Pratyahara is the fifth limb in the Eight Limbs of Yoga outlined for us in Patanjali’s Yoga Sutras.
As a withdrawal of the senses, Pratyahara, is a honing in closer to our experiences—a focus into ourselves without attachment, an escape away from the pain and suffering of the world around us.
Many of us voters wish we could escape and hide in a cave. Hang out for a few weeks, meditate, eat lots of veggies and emerge when this election nightmare is over. Most likely, this will not happen for us.
I struggle with politics in general and this election has been a huge challenge for me.
I am surrounded by the voices from both sides. They are loud, articulate, informed, passionate, concise perspectives on the recent headlines, sound bites and mug slinging. I believe in everyone’s Freedom of Speech to rightfully express opinions and concerns, and yet, a detox from all the commentating sludge is imperative.

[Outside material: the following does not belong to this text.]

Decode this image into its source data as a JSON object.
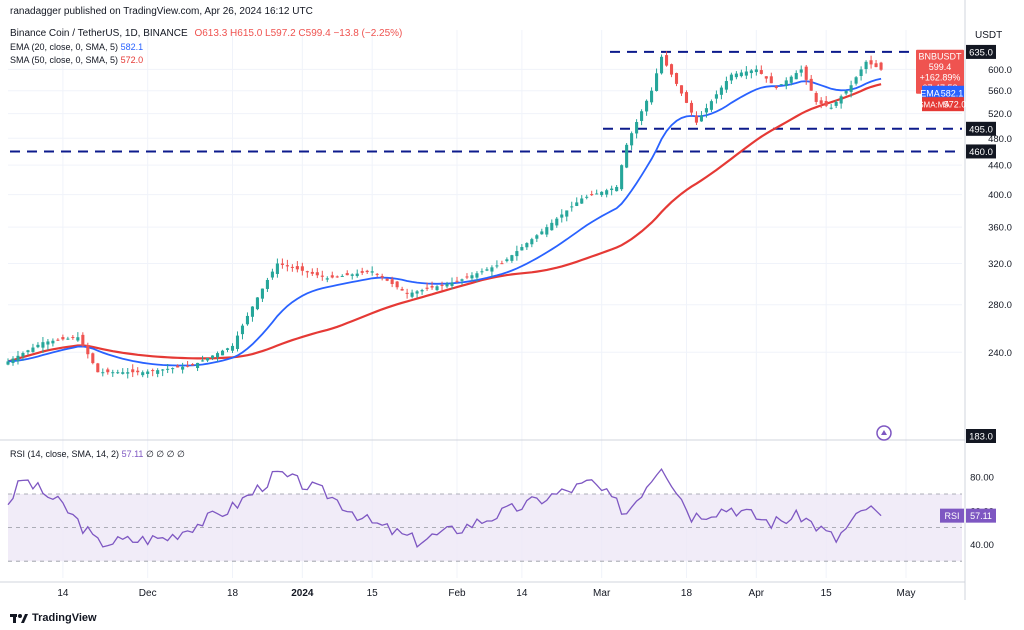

My monkey mind requires extra yoga mat time, especially as Election Day draws near to us.
I ask for guidance in my daily meditation. I seek the resources, tools or practices that may benefit me with this obstacle of politics. I often practice from the 8 Limbs of Yoga, exploring Pratyahara a bit deeper fits my yearning and practice.
As the propaganda marketing machines shift into full force, without attachment needs extra effort. On a daily basis, sometimes hourly basis, forgetting there is an election, staying focused on personal goals, family activities and work projects has guided me inward to a kinder and gentler space.
I welcome this space to maintain sanity, pride in our system and belief that we, as a country, are not making complete fools of ourselves.
I looked in temples, churches and mosques.
But I found the Divine within my heart.
- When I hear a sound bite from a Presidential candidate’s speech that I disagree with, I repeat a positive, loving Mantra quietly to myself.
- When I see the expression of hate from supporters, reporters, staff members, Senators and Congressman, I walk in nature to experience the beauty of our land.
- When I smell the disgust of opposing views from family, friends, neighbors and acquaintances, I light a candle of the infused with calming essential oils to ease my soul.
- When I taste the lack of respect for so many demographics, I remember, I still have the power of my vote.
- When I feel hopeless, fear and utter betrayal from the money wasted on long campaigns and politic careers steamrolling over tax-paying folks, I remember abundance comes to us in many forms.
I know my life will not be grandly effected by who is the next President. I will continue to teach yoga, make dinner for my family, write about my passions, drive my kid to activities, eat lots of veggies, walk the dog, ask for guidance and remember there is a pile a laundry somewhere in my house calling out to me.
In the meantime, my practice of Pratyahara is keeping me unattached from the politics into a loving heart.